The effect of gut passage on seeds is a potentially crucial determinant of plant reproductive success. In some cases, studies have shown that gut passage neither helps nor hinders a seed's chance of germinating (Smith, 2004). However, the majority of research on the effect of gut passage suggests that it increases the potential for germination for numerous species (Knogge et al., 2003). For some plant species, passage through a specific animal dispersal vector is necessary for successful seed germination (Temple, 1977; Chapman et al., 1992).
Other processes influencing the success of seed dispersal are secondary dispersal and predation (Nathan and Mueller-Landau, 2000; Valenta and Fedigan, 2009).
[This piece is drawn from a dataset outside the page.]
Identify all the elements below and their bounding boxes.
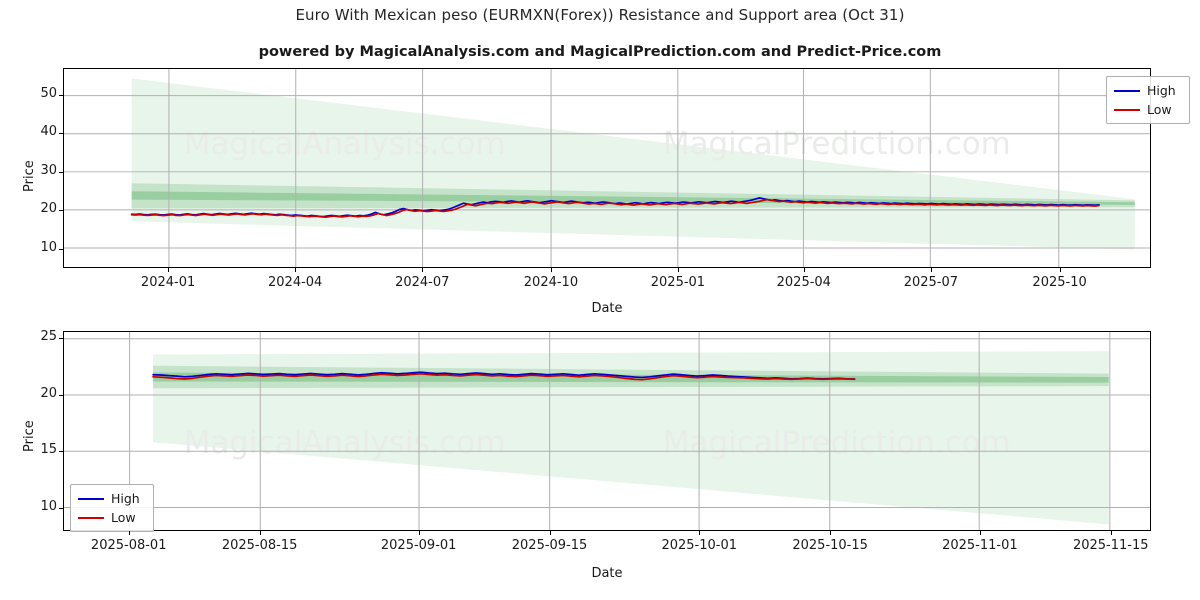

The deposition of a seed is not necessarily the final step in the plant–animal interaction, because the forest floor is home to invertebrates and vertebrates that variously prey on, or safely redeposit, dispersed seeds. One study of primate-dispersed seeds in Costa Rica found that approximately 80% (N = 793) of seeds were removed from animal feces a mere week after initial deposition (Chapman, 1989). A study of howler monkey (Alouatta palliata)-dispersed seeds in Mexico found that a majority of the dung beetle species in the area were overwhelmingly attracted to howler dung, steering clear of the feces of other, more folivorous, herbivores, resulting in the massive redeposition of defecated seeds (Estrada and Coates-Estrada, 1991).